Horrible; yet also the end of that brokenness, guaranteeting thereafter that the universe, or at least this part of it, will be free from us.
Evidently, not a pleasant comparison. Not a choice anyone should have to make – to me at least, these two are equally terrible, or if anything the former is worse. Yet if the brokenness is not nature, or at least not predominantly nature, it may be fixed: it offers the realistic hope that humanity may one day be free of its worst nightmares.

Not all its nightmares. Black and white idealism? There's a difference between nightmares you can wake up from – as one is meant to – and nightmares that saddle you permanently.

Not nature, but Corruption. Corruption as a term for whatever it is that might have gone wrong. What is Corruption? I have no bloody idea.

It could be anything, really. The universe is not small; and who knows the scale of whatever might be outside even that. Humanity observes and reaches conclusions about reality from an inconceivably microscopic position in space and time; there is far more we have yet to learn than we already have.

Something going wrong suggests agency. Brokenness might connote a breaker. What kind of breaker? A few of you reading this will recognize the creature whose thousand maws I opened this post with – and a few more might be aware of the creative tradition which inspired it. Do we want to know? Could we handle it if we did?

Yes, we could. We would have to. We are already handling its consequences and striving against them despite their soul-shattering twistedness. But for now, how do we locate what drives it? Whatever Corruption is, it must be found, and uprooted.

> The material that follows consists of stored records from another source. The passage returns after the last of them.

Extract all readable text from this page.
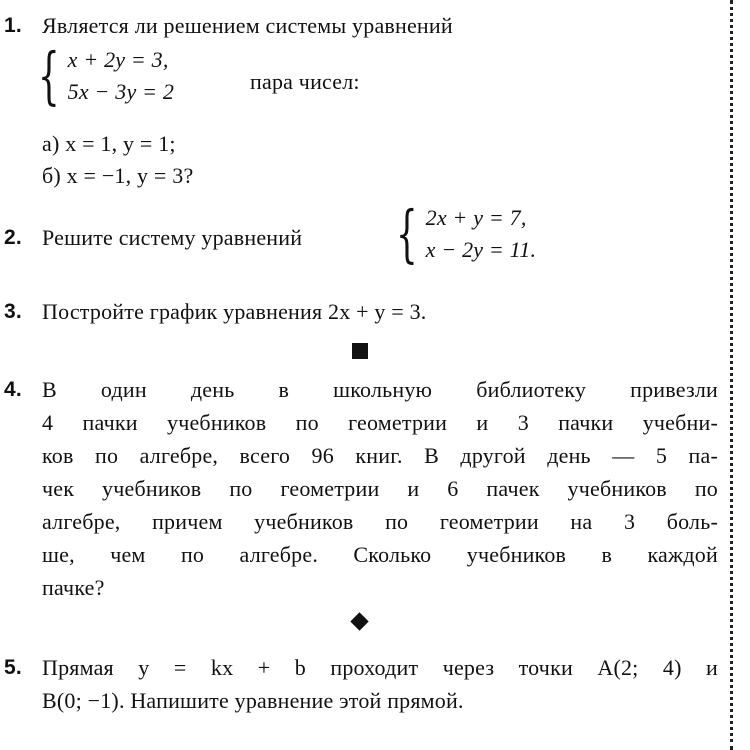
1. Является ли решением системы уравнений
{ x + 2y = 3,
5x − 3y = 2	пара чисел:
а) x = 1, y = 1;
б) x = −1, y = 3?
2. Решите систему уравнений { 2x + y = 7,
x − 2y = 11.
3. Постройте график уравнения 2x + y = 3.
4. В один день в школьную библиотеку привезли
4 пачки учебников по геометрии и 3 пачки учебни-
ков по алгебре, всего 96 книг. В другой день — 5 па-
чек учебников по геометрии и 6 пачек учебников по
алгебре, причем учебников по геометрии на 3 боль-
ше, чем по алгебре. Сколько учебников в каждой
пачке?
5. Прямая y = kx + b проходит через точки A(2; 4) и
B(0; −1). Напишите уравнение этой прямой.
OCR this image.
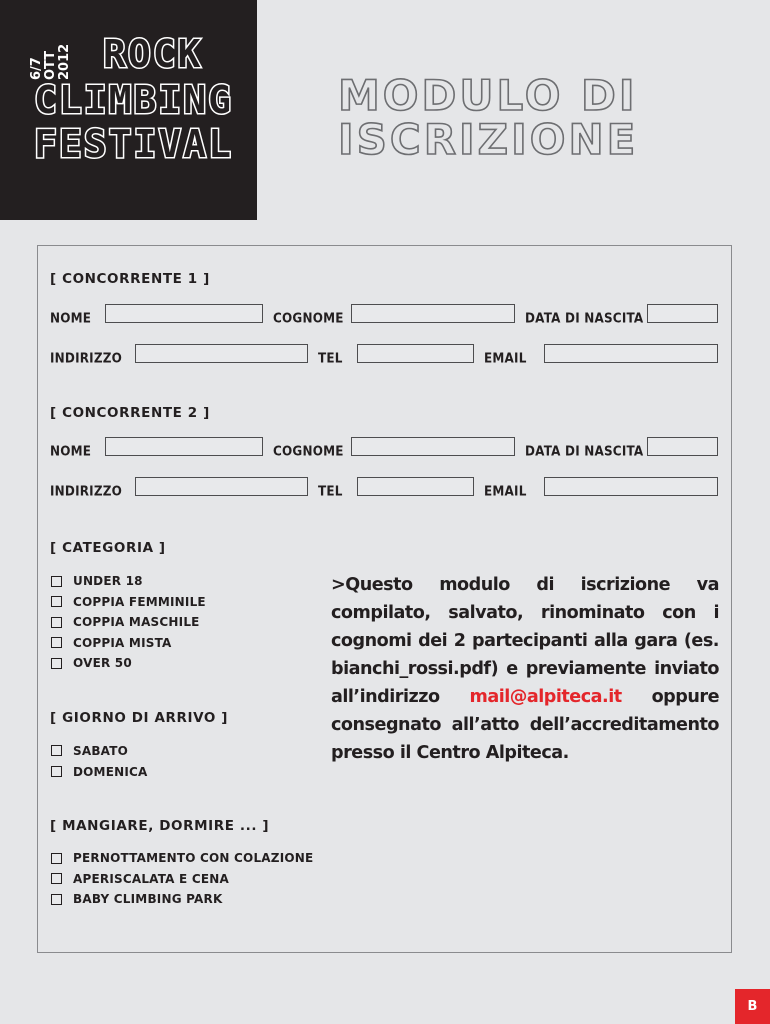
6/7 OTT 2012 ROCK
CLIMBING
FESTIVAL
MODULO DI
ISCRIZIONE
[ CONCORRENTE 1 ]
NOME	COGNOME	DATA DI NASCITA
INDIRIZZO	TEL	EMAIL
[ CONCORRENTE 2 ]
NOME	COGNOME	DATA DI NASCITA
INDIRIZZO	TEL	EMAIL
[ CATEGORIA ]
UNDER 18
COPPIA FEMMINILE
COPPIA MASCHILE
COPPIA MISTA
OVER 50
[ GIORNO DI ARRIVO ]
SABATO
DOMENICA
[ MANGIARE, DORMIRE ... ]
PERNOTTAMENTO CON COLAZIONE
APERISCALATA E CENA
BABY CLIMBING PARK
>Questo modulo di iscrizione va compilato, salvato, rinominato con i cognomi dei 2 partecipanti alla gara (es. bianchi_rossi.pdf) e previamente inviato all’indirizzo mail@alpiteca.it oppure consegnato all’atto dell’accreditamento presso il Centro Alpiteca.
B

Deep stuff. But the easy act of dismissing the madness of humankind as simply our nature, as many of our traditions of thought seem so sure of, comes across as at best premature, at worst pernicious. We want better. We are capable of better. And we will only do better with a recognition that the disasters we've wrought over recent centuries and millennia – our lack of sustainability, our rejection of peace, and our distorted development – are neither the logical nor inherent direction of our journey, but a breakdown of it.